The study published on Friday by The Lancet Public Health maintains that these measures create less disruption in society and the economy than a strict lockdown, but they are effective in controlling the spread of COVID-19, reports Efe news.

"By quickly implementing public health measures, Hong Kong has demonstrated that COVID-19 transmission can be effectively contained without resorting to the highly disruptive complete lockdown adopted by China, the USA, and Western European countries," research leader Professor Benjamin Cowling from the University of Hong Kong said.

The research indicates that, as of March 31, it appeared that city's authorities had averted a major outbreak of coronavirus after making decisions "far less drastic" than most countries.

In addition to the aforementioned measures, they also applied border entry restrictions, quarantine and isolation of cases and contacts, while introducing "some degree" of social distancing.

The authorities, according to the study, in late January carried out intense surveillance for infections on travellers who entered the territory and also in the local community, with daily tests in early March on around 400 outpatients and 600 inpatients.

"Extensive efforts were also made to track down and quarantine all close contacts an infected person had seen two days before becoming ill," it said.

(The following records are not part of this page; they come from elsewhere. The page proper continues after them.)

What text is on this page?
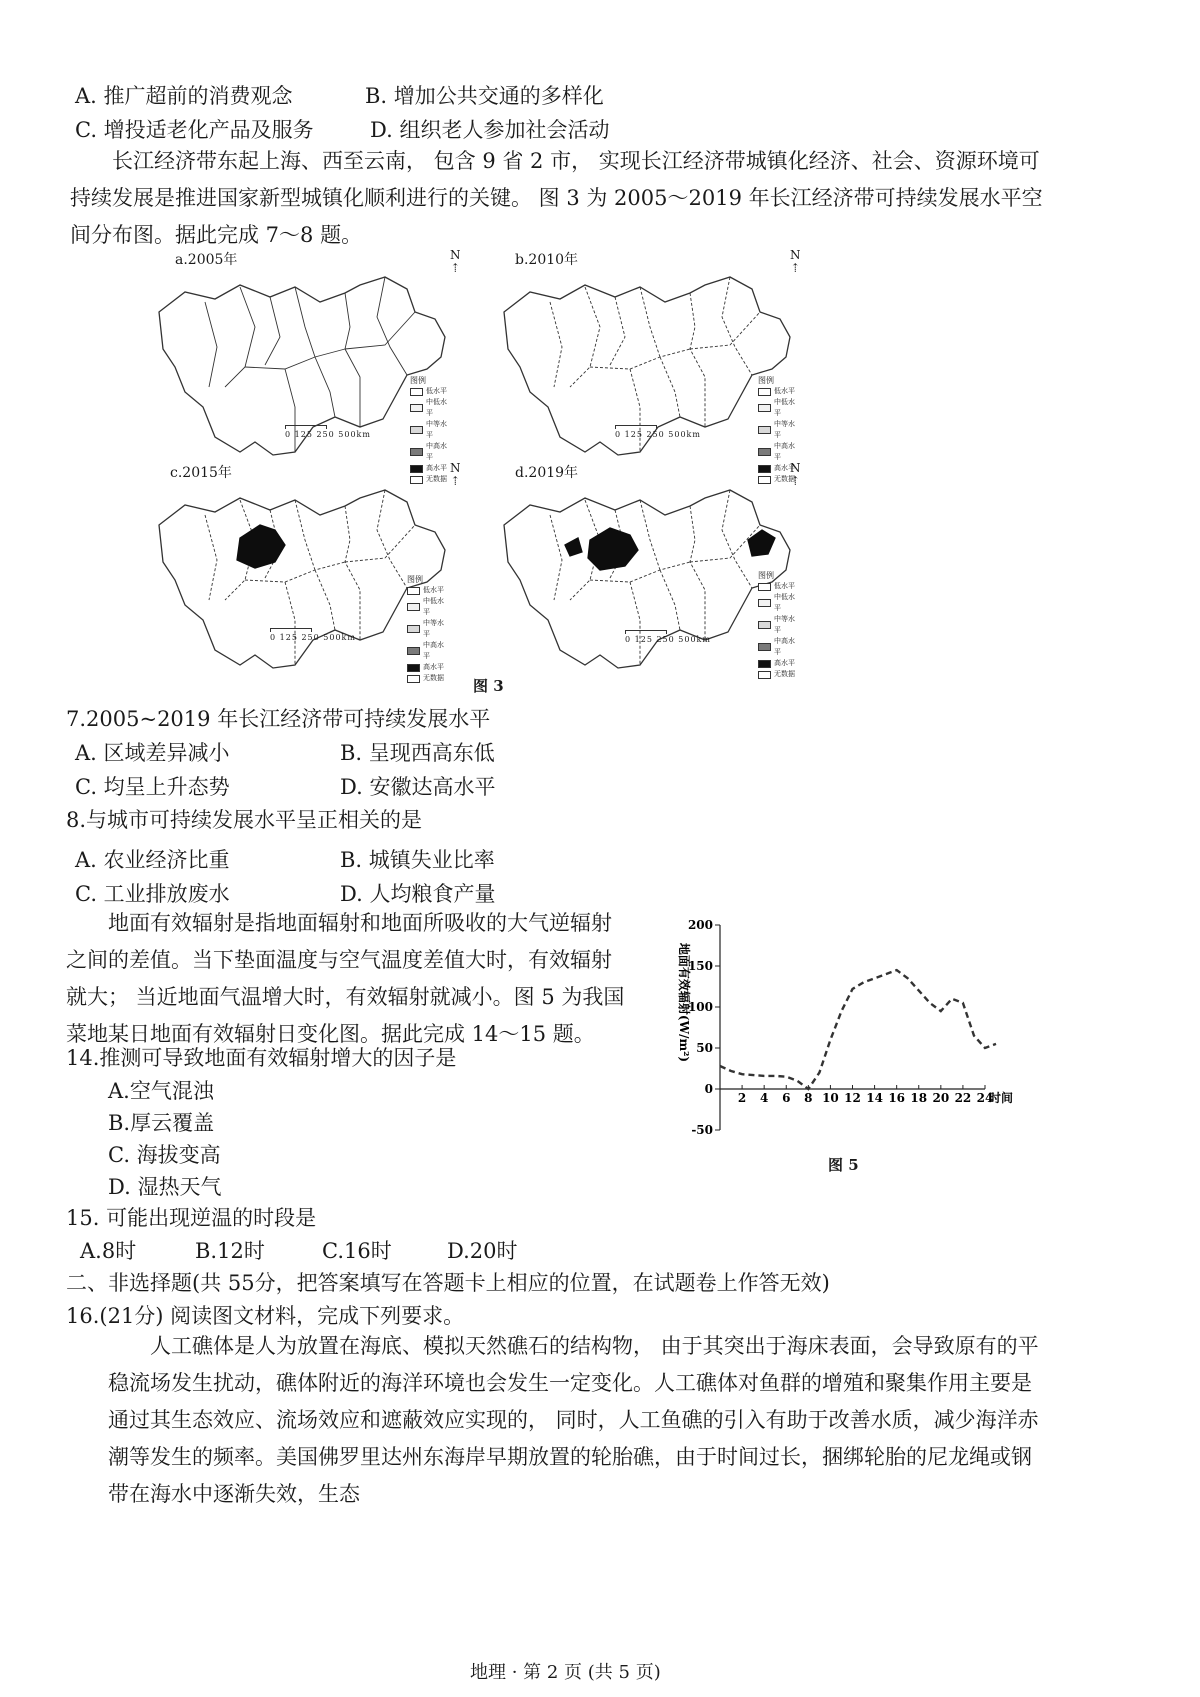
A. 推广超前的消费观念	B. 增加公共交通的多样化
C. 增投适老化产品及服务	D. 组织老人参加社会活动
长江经济带东起上海、西至云南， 包含 9 省 2 市， 实现长江经济带城镇化经济、社会、资源环境可持续发展是推进国家新型城镇化顺利进行的关键。 图 3 为 2005～2019 年长江经济带可持续发展水平空间分布图。据此完成 7～8 题。
a.2005年	N
⇡
图例
低水平
中低水平
中等水平
中高水平
高水平
无数据
0 125 250 500km
b.2010年	N
⇡
图例
低水平
中低水平
中等水平
中高水平
高水平
无数据
0 125 250 500km
c.2015年	N
⇡
图例
低水平
中低水平
中等水平
中高水平
高水平
无数据
0 125 250 500km
d.2019年	N
⇡
图例
低水平
中低水平
中等水平
中高水平
高水平
无数据
0 125 250 500km
图 3
7.2005~2019 年长江经济带可持续发展水平
A. 区域差异减小	B. 呈现西高东低
C. 均呈上升态势	D. 安徽达高水平
8.与城市可持续发展水平呈正相关的是
A. 农业经济比重	B. 城镇失业比率
C. 工业排放废水	D. 人均粮食产量
地面有效辐射是指地面辐射和地面所吸收的大气逆辐射之间的差值。当下垫面温度与空气温度差值大时，有效辐射就大； 当近地面气温增大时，有效辐射就减小。图 5 为我国菜地某日地面有效辐射日变化图。据此完成 14～15 题。
-50
0
50
100
150
200
2 4 6 8 10 12 14 16 18 20 22 24
时间
地面有效辐射(W/m²)
图 5
14.推测可导致地面有效辐射增大的因子是
A.空气混浊
B.厚云覆盖
C. 海拔变高
D. 湿热天气
15. 可能出现逆温的时段是
A.8时	B.12时	C.16时	D.20时
二、非选择题(共 55分，把答案填写在答题卡上相应的位置，在试题卷上作答无效)
16.(21分) 阅读图文材料，完成下列要求。
人工礁体是人为放置在海底、模拟天然礁石的结构物， 由于其突出于海床表面，会导致原有的平稳流场发生扰动，礁体附近的海洋环境也会发生一定变化。人工礁体对鱼群的增殖和聚集作用主要是通过其生态效应、流场效应和遮蔽效应实现的， 同时，人工鱼礁的引入有助于改善水质，减少海洋赤潮等发生的频率。美国佛罗里达州东海岸早期放置的轮胎礁，由于时间过长，捆绑轮胎的尼龙绳或钢带在海水中逐渐失效，生态
地理 · 第 2 页 (共 5 页)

In addition, all those arriving in Hong Kong from mainland China and from infected countries had to observe a 14-day quarantine at home or in designated facilities.

The city's government also encouraged the adoption of social distancing through work flexibility arrangements, the closure of schools and cancellation of large events.

As of March 31, Hong Kong had 715 confirmed cases of COVID-19, including 94 asymptomatic infections and four deaths, in a population of 7.5 million. It now has 1,022 cases and four deaths.

The authors also highlighted that COVID-19 has changed the habits and behaviors of individuals, according to several telephone surveys carried out once a month from January to March with around 1,000 people each time.

The most recent in March reveals that 85 per cent of respondents reported avoiding crowded places, and 99 per cent reported wearing face masks when leaving home – up from 75 per cent and 61 per cent respectively from the January survey.